Atatürk, by Andrew Mango

March 24, 2013 at 20:21 (Biography, Book Reviews, Highly Rated Books, Historical, Twentieth Century) (, , , )




Andrew Mango announces his rules clearly in beginning this book with a brusque and stern explanation of the Turkish grammar he intends on using, a hard rebuke towards prevailing racist western attitudes towards Turkey, and a firm reminder of his credentials as an historian who has searched exhaustively through sources Turkish and English for what, the subtext thunders, is a comprehensive, definitive, and especially serious biography.

This forbidding introduction then unfolds surprisingly into a spellbinding and rich tableau, and a deliciously-rendered summary of Turkish and European history ancient and modern; often straying, frequently magniloquent, always utterly and devastatingly pertinent. It is genuinely surprising how well Mango manages his charge: Atatürk bears all the hallmarks of a stiff and fatally padded book, wherein an author seeks to prove his mettle by including every anecdote, chasing down every family tree, dwelling on the minutiae of every source he can be sure nobody else has included in their biography. To borrow a phrase, this is indeed a loose and baggy monster, and while it would be difficult to claim that any particular event or period in a man’s life is irrelevant in the discovery of the whole, there are chapters that drag endlessly and which might have been truncated, particularly in Mustafa Kemal’s early life.

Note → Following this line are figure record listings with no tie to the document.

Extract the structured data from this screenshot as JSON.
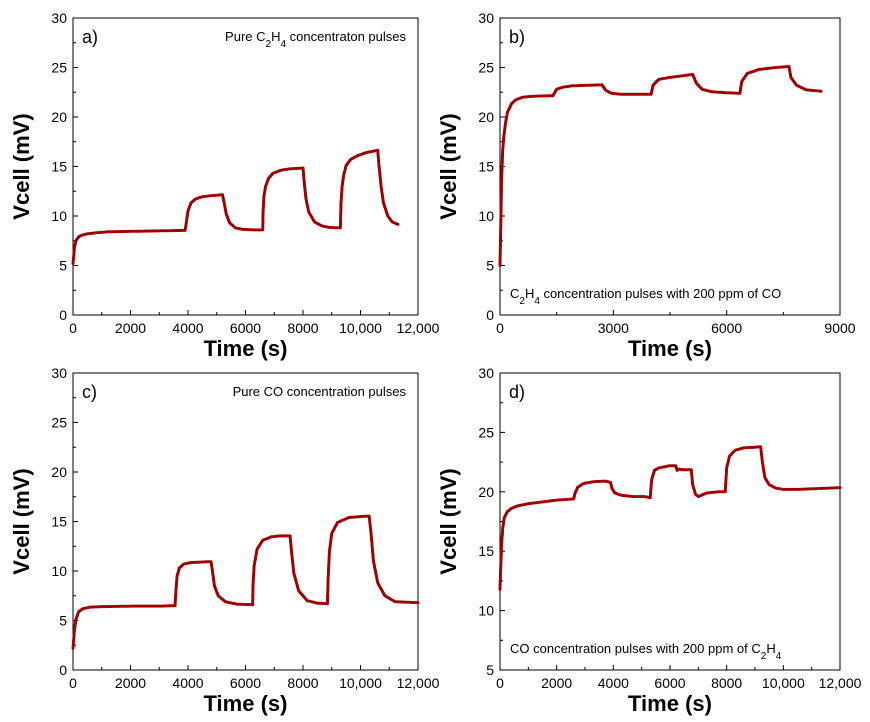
{
  "figure": {
    "series_color": "#a00000",
    "axis_color": "#000000"
  },
  "chart_data": [
    {
      "type": "scatter",
      "panel_label": "a)",
      "annotation": [
        {
          "t": "Pure C"
        },
        {
          "t": "2",
          "sub": true
        },
        {
          "t": "H"
        },
        {
          "t": "4",
          "sub": true
        },
        {
          "t": " concentraton pulses"
        }
      ],
      "annotation_pos": "top-right",
      "xlabel": "Time (s)",
      "ylabel": "Vcell (mV)",
      "xlim": [
        0,
        12000
      ],
      "ylim": [
        0,
        30
      ],
      "xticks": [
        0,
        2000,
        4000,
        6000,
        8000,
        10000,
        12000
      ],
      "xtick_labels": [
        "0",
        "2000",
        "4000",
        "6000",
        "8000",
        "10,000",
        "12,000"
      ],
      "xminor": true,
      "yticks": [
        0,
        5,
        10,
        15,
        20,
        25,
        30
      ],
      "ytick_labels": [
        "0",
        "5",
        "10",
        "15",
        "20",
        "25",
        "30"
      ],
      "yminor": true,
      "grid": false,
      "series": [
        {
          "color": "#a00000",
          "x": [
            0,
            50,
            100,
            200,
            300,
            500,
            800,
            1200,
            2000,
            3000,
            3900,
            3950,
            4000,
            4100,
            4250,
            4500,
            4800,
            5200,
            5260,
            5330,
            5450,
            5650,
            5900,
            6300,
            6600,
            6610,
            6640,
            6700,
            6800,
            6950,
            7200,
            7500,
            8000,
            8040,
            8100,
            8200,
            8400,
            8650,
            8900,
            9300,
            9320,
            9360,
            9420,
            9500,
            9650,
            9900,
            10200,
            10600,
            10640,
            10720,
            10800,
            10950,
            11100,
            11300
          ],
          "y": [
            5.2,
            6.8,
            7.5,
            7.9,
            8.05,
            8.2,
            8.3,
            8.4,
            8.45,
            8.5,
            8.55,
            9.5,
            10.5,
            11.3,
            11.7,
            11.95,
            12.05,
            12.15,
            11.3,
            10.2,
            9.3,
            8.8,
            8.65,
            8.6,
            8.6,
            10.3,
            12.0,
            13.0,
            13.8,
            14.3,
            14.6,
            14.75,
            14.85,
            13.5,
            11.8,
            10.4,
            9.4,
            9.0,
            8.85,
            8.8,
            11.2,
            13.0,
            14.2,
            15.1,
            15.7,
            16.1,
            16.4,
            16.65,
            15.2,
            12.9,
            11.3,
            10.0,
            9.4,
            9.15
          ]
        }
      ]
    },
    {
      "type": "scatter",
      "panel_label": "b)",
      "annotation": [
        {
          "t": "C"
        },
        {
          "t": "2",
          "sub": true
        },
        {
          "t": "H"
        },
        {
          "t": "4",
          "sub": true
        },
        {
          "t": " concentration pulses with 200 ppm of CO"
        }
      ],
      "annotation_pos": "bottom-left",
      "xlabel": "Time (s)",
      "ylabel": "Vcell (mV)",
      "xlim": [
        0,
        9000
      ],
      "ylim": [
        0,
        30
      ],
      "xticks": [
        0,
        3000,
        6000,
        9000
      ],
      "xtick_labels": [
        "0",
        "3000",
        "6000",
        "9000"
      ],
      "xminor": true,
      "yticks": [
        0,
        5,
        10,
        15,
        20,
        25,
        30
      ],
      "ytick_labels": [
        "0",
        "5",
        "10",
        "15",
        "20",
        "25",
        "30"
      ],
      "yminor": true,
      "grid": false,
      "series": [
        {
          "color": "#a00000",
          "x": [
            0,
            20,
            40,
            70,
            100,
            150,
            200,
            300,
            400,
            600,
            900,
            1400,
            1500,
            1650,
            1900,
            2300,
            2700,
            2800,
            2950,
            3200,
            3600,
            4000,
            4050,
            4200,
            4500,
            5100,
            5200,
            5350,
            5600,
            6000,
            6350,
            6400,
            6550,
            6850,
            7300,
            7650,
            7700,
            7850,
            8100,
            8500
          ],
          "y": [
            5.0,
            9.0,
            13.5,
            16.5,
            18.0,
            19.5,
            20.5,
            21.3,
            21.7,
            22.0,
            22.1,
            22.15,
            22.8,
            23.0,
            23.15,
            23.2,
            23.25,
            22.7,
            22.4,
            22.3,
            22.3,
            22.3,
            23.2,
            23.8,
            24.0,
            24.3,
            23.4,
            22.8,
            22.55,
            22.45,
            22.4,
            23.6,
            24.4,
            24.8,
            25.0,
            25.1,
            24.0,
            23.2,
            22.75,
            22.6
          ]
        }
      ]
    },
    {
      "type": "scatter",
      "panel_label": "c)",
      "annotation": [
        {
          "t": "Pure CO concentration pulses"
        }
      ],
      "annotation_pos": "top-right",
      "xlabel": "Time (s)",
      "ylabel": "Vcell (mV)",
      "xlim": [
        0,
        12000
      ],
      "ylim": [
        0,
        30
      ],
      "xticks": [
        0,
        2000,
        4000,
        6000,
        8000,
        10000,
        12000
      ],
      "xtick_labels": [
        "0",
        "2000",
        "4000",
        "6000",
        "8000",
        "10,000",
        "12,000"
      ],
      "xminor": true,
      "yticks": [
        0,
        5,
        10,
        15,
        20,
        25,
        30
      ],
      "ytick_labels": [
        "0",
        "5",
        "10",
        "15",
        "20",
        "25",
        "30"
      ],
      "yminor": true,
      "grid": false,
      "series": [
        {
          "color": "#a00000",
          "x": [
            0,
            50,
            100,
            200,
            350,
            600,
            1000,
            2000,
            3000,
            3550,
            3580,
            3620,
            3700,
            3850,
            4100,
            4450,
            4800,
            4850,
            4920,
            5050,
            5300,
            5700,
            6250,
            6260,
            6300,
            6400,
            6600,
            6900,
            7200,
            7550,
            7600,
            7680,
            7850,
            8150,
            8500,
            8850,
            8870,
            8920,
            9000,
            9200,
            9600,
            10000,
            10300,
            10360,
            10450,
            10600,
            10850,
            11200,
            12000
          ],
          "y": [
            2.2,
            4.0,
            5.1,
            5.9,
            6.2,
            6.35,
            6.4,
            6.45,
            6.45,
            6.5,
            8.0,
            9.5,
            10.3,
            10.7,
            10.85,
            10.9,
            10.95,
            10.0,
            8.5,
            7.5,
            6.9,
            6.65,
            6.6,
            8.5,
            10.5,
            12.2,
            13.1,
            13.45,
            13.55,
            13.55,
            12.0,
            9.8,
            8.0,
            7.0,
            6.75,
            6.7,
            9.0,
            12.0,
            13.8,
            14.9,
            15.4,
            15.5,
            15.55,
            14.0,
            11.0,
            8.8,
            7.5,
            6.9,
            6.8
          ]
        }
      ]
    },
    {
      "type": "scatter",
      "panel_label": "d)",
      "annotation": [
        {
          "t": "CO concentration pulses with 200 ppm of C"
        },
        {
          "t": "2",
          "sub": true
        },
        {
          "t": "H"
        },
        {
          "t": "4",
          "sub": true
        }
      ],
      "annotation_pos": "bottom-left",
      "xlabel": "Time (s)",
      "ylabel": "Vcell (mV)",
      "xlim": [
        0,
        12000
      ],
      "ylim": [
        5,
        30
      ],
      "xticks": [
        0,
        2000,
        4000,
        6000,
        8000,
        10000,
        12000
      ],
      "xtick_labels": [
        "0",
        "2000",
        "4000",
        "6000",
        "8000",
        "10,000",
        "12,000"
      ],
      "xminor": true,
      "yticks": [
        5,
        10,
        15,
        20,
        25,
        30
      ],
      "ytick_labels": [
        "5",
        "10",
        "15",
        "20",
        "25",
        "30"
      ],
      "yminor": true,
      "grid": false,
      "series": [
        {
          "color": "#a00000",
          "x": [
            0,
            30,
            60,
            100,
            150,
            250,
            400,
            600,
            1000,
            1500,
            2000,
            2600,
            2650,
            2750,
            2950,
            3300,
            3700,
            3900,
            3950,
            4050,
            4300,
            4700,
            5100,
            5300,
            5350,
            5450,
            5600,
            5800,
            6000,
            6200,
            6250,
            6300,
            6500,
            6750,
            6800,
            6900,
            7000,
            7300,
            7700,
            7950,
            8000,
            8100,
            8300,
            8600,
            9000,
            9200,
            9260,
            9350,
            9500,
            9750,
            10000,
            10500,
            11000,
            11500,
            12000
          ],
          "y": [
            11.8,
            14.0,
            15.8,
            17.0,
            17.8,
            18.3,
            18.6,
            18.8,
            19.0,
            19.15,
            19.3,
            19.4,
            19.9,
            20.4,
            20.7,
            20.85,
            20.9,
            20.8,
            20.3,
            19.9,
            19.7,
            19.6,
            19.6,
            19.5,
            21.0,
            21.8,
            22.0,
            22.1,
            22.2,
            22.2,
            21.8,
            21.9,
            21.85,
            21.85,
            20.6,
            19.8,
            19.6,
            19.9,
            20.0,
            20.0,
            22.0,
            23.0,
            23.5,
            23.7,
            23.75,
            23.8,
            22.5,
            21.2,
            20.6,
            20.3,
            20.2,
            20.2,
            20.25,
            20.3,
            20.35
          ]
        }
      ]
    }
  ]
}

“Atatürk earned his place in history by directing the successful resistance of the Muslim inhabitants of Anatolia against the occupation and attempted partition of their country. Many others took part in the preparation, planning and execution of the struggle. But from the moment he was chosen chairman of the Erzurum congress in 1919 to the time when the victory of the Turkish resistance received international recognition at Lausanne in 1923, he was in charge of the forces of Turkish nationalism.”


Of all the books to compare this to, it might well be compared to Tolkien, but with a keener sense of purpose. The quality of the writing is impossible to condemn, but the grinding thoroughness with which Mango attends to each scene in the theatre of Kemalism is impressive, to say the least. As churlish as it is to say, there are moments when readers will grow relieved that Kemal’s life was not another twenty years longer.

It is difficult for a reader unaccustomed to Turkish history to manage the unfamiliar names littered prolifically through Mango’s history; particularly seeing that so many of the principle characters share titles or given names in common. The author’s parenthetical use of the surnames that Atatürk introduced late in his reign is a confusing anachronism that aids identification at the expense of interrupting the lucidity of the writing.

Any good historical text ought to be judged not only on its readability, but on its voice. Andrew Mango’s history is peculiar, in that he comes across as an unabashed Turkophile, but without a great deal of antipathy or admiration for any particular faction of the nascent Turkish Republic. Thus, he has no sympathy at all for the Kurds, British, or French; and treats the Greeks with something approaching open hostility. At the same time, it is difficult to tell whether or not he truly approved of the methods Atatürk used in silencing Kâzım Karabekir, or what he thought of the Young Turks. He does not even reveal whether he is a believer in Kemalism until the final chapter, Aftermath, which is a brilliantly insightful essay on the entirety of Atatürk’s life and government, and on Turkey through the Twentieth Century.

There are shorter books and easier books, and probably many which would confer similar benefits to Mango’s biography. But it is truly a joy to be in the hands of an author that the reader can trust, and then forgive for the length of the road and a handful of inconveniences along it. In delving into the recent history of Turkey, why start anywhere else?